Stir into all this the ever-increasing reluctance of American companies to debut prime would-be awards-worthy titles this early in the year and you have a very patchy and confusing landscape — a sense that, to an unprecedented extent, the best in international cinema at this moment may not be on display at the Cannes Film Festival.
In the immediate sense, the situation creates an opportunity for the Directors Fortnight to swoop down and grab two or three prominent rejected titles, a move that could be a coup if the films are good but, if not, would confirm the main festival's selectivity.
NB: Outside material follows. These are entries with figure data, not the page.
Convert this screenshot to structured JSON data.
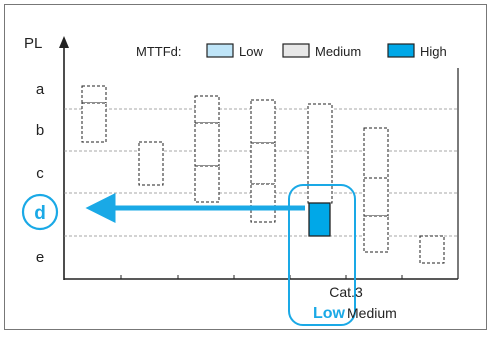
{
  "diagram": {
    "y_axis_label": "PL",
    "pl_levels": [
      "a",
      "b",
      "c",
      "d",
      "e"
    ],
    "highlighted_level": "d",
    "category_label": "Cat.3",
    "mttfd_low_label": "Low",
    "mttfd_medium_label": "Medium"
  },
  "legend": {
    "title": "MTTFd:",
    "items": [
      {
        "label": "Low",
        "color": "#bfe5f8"
      },
      {
        "label": "Medium",
        "color": "#e8e8e8"
      },
      {
        "label": "High",
        "color": "#00a8e8"
      }
    ]
  },
  "colors": {
    "accent": "#1aa9e6",
    "high_fill": "#00a8e8",
    "frame": "#444444",
    "grid": "#8a8a8a"
  }
}
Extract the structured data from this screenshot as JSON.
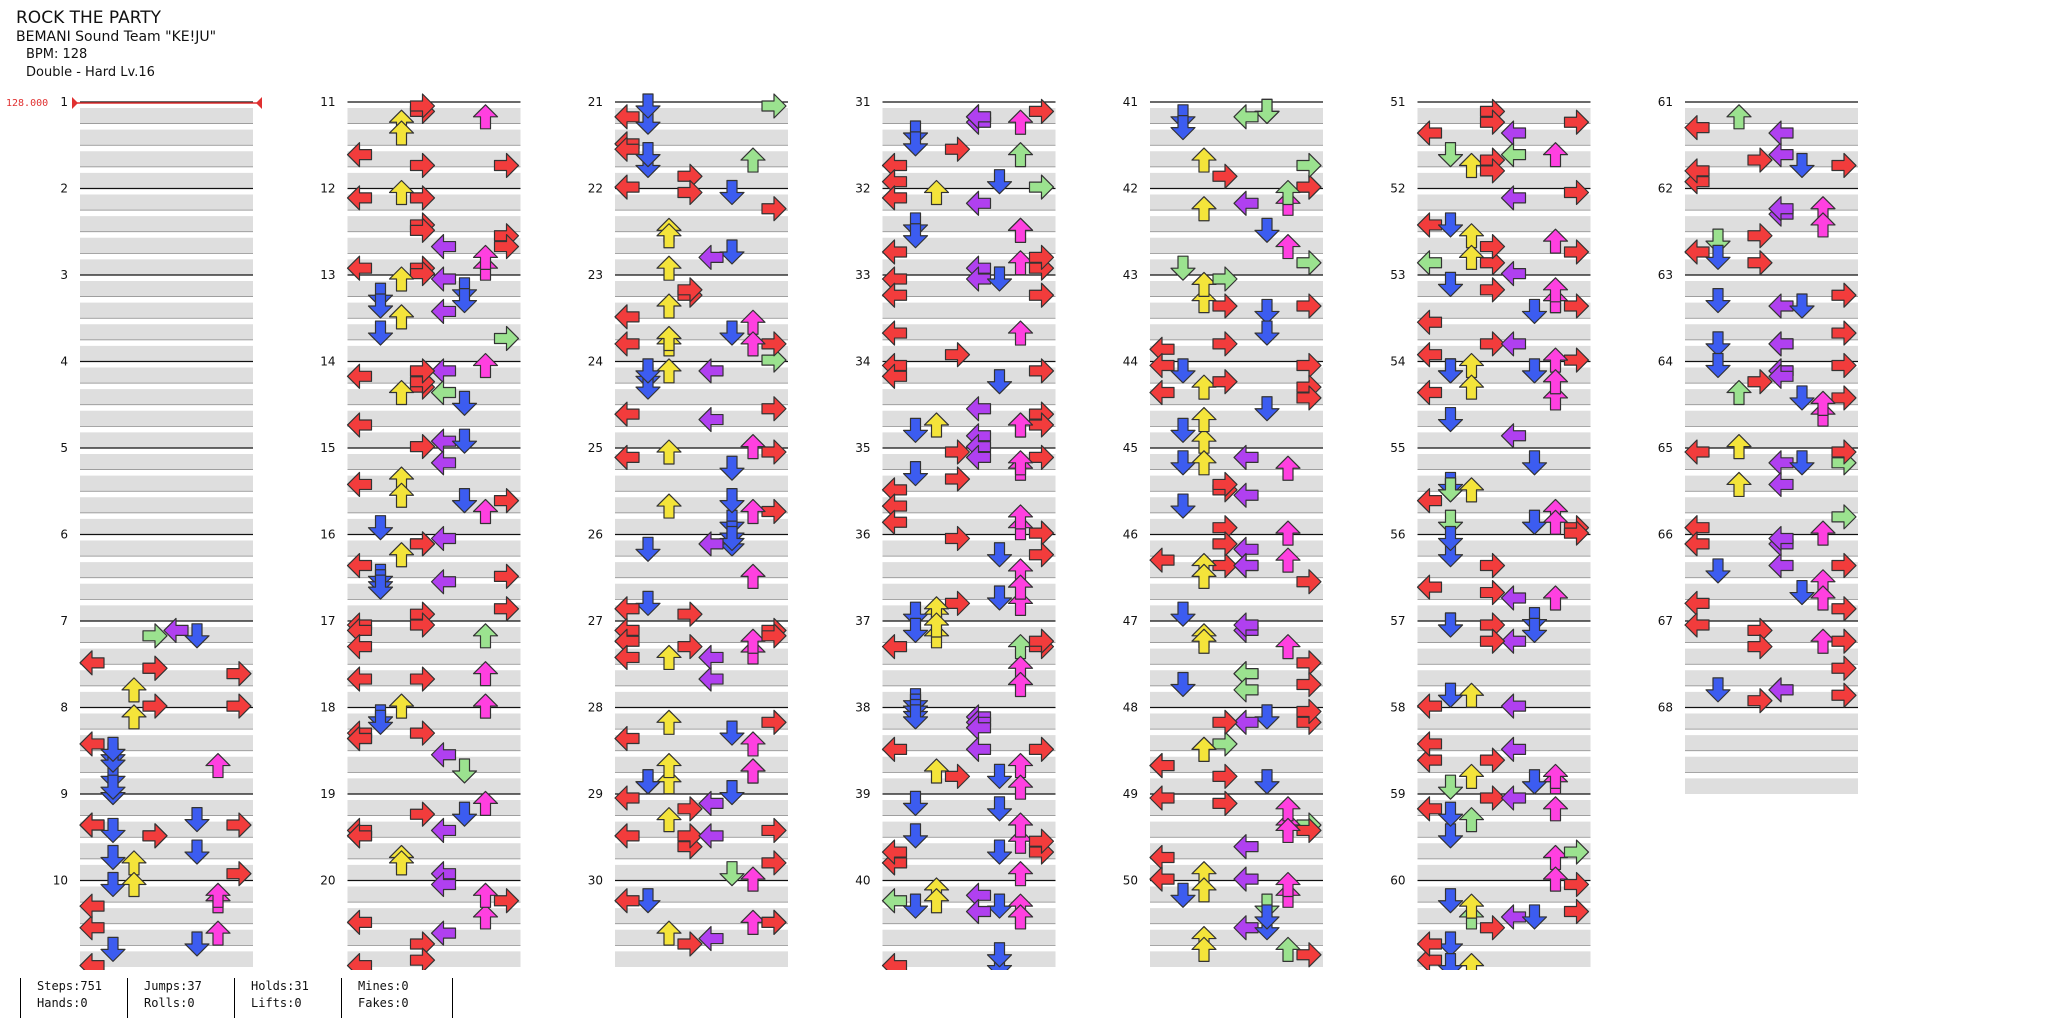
{
  "song": {
    "title": "ROCK THE PARTY",
    "artist": "BEMANI Sound Team \"KE!JU\"",
    "bpm": "BPM: 128",
    "difficulty": "Double - Hard Lv.16"
  },
  "bpm_marker": "128.000",
  "measures": {
    "first": 1,
    "last": 68,
    "per_column": 10
  },
  "stats": [
    {
      "line1": "Steps:751",
      "line2": "Hands:0"
    },
    {
      "line1": "Jumps:37",
      "line2": "Rolls:0"
    },
    {
      "line1": "Holds:31",
      "line2": "Lifts:0"
    },
    {
      "line1": "Mines:0",
      "line2": "Fakes:0"
    }
  ],
  "colors": {
    "background": "#ffffff",
    "row_stripe": "#dedede",
    "measure_line": "#111111",
    "beat_line": "#888888",
    "bpm_marker": "#e03030",
    "arrow_left_red": "#f23c3c",
    "arrow_left_blue": "#3c5cf0",
    "arrow_up_yellow": "#f4e43a",
    "arrow_right_purple": "#b040f0",
    "arrow_right_magenta": "#ff40e0",
    "arrow_hold_green": "#9be28f"
  }
}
Looking down the road, the truckload of perceived major titles not on view for whatever reason in Cannes provides a godsend for the "awards season" cycle of festivals beginning with Venice, Telluride and Toronto. These festivals already have been bulking up in recent years (the only best picture Oscar winners in the past 25 years to have debuted in Cannes were The Artist and No Country for Old Men), and any perceived diminishing of Cannes as the world's premiere film festival will simply fuel companies and filmmakers' rethinking of the French Riviera in May as an essential destination.
That said, what do we on the outside know? We haven't seen the films, and the Cannes festival selection committee has. But in a month we will, even if we won't yet have seen some of the films that were rejected. Maybe the committee was right to reject what they did (it's been quite a few years since I subjected myself to a Naomi Kawase film, and I've heard from other sources that Mike Leigh's historical piece is downright boring).
All the same, perception counts for something, and if there is a developing feeling that Cannes is either too expensive or wrongly positioned in the year or not necessarily serving up the crème de la crème of current filmmaking, other festivals are poised to take advantage. Within the next few days, we shall see what titles Thierry Fremaux and his committee cohorts add to the programs, and in a month we'll see for ourselves what this surprising and, from a distance, rather inscrutable lineup has to offer.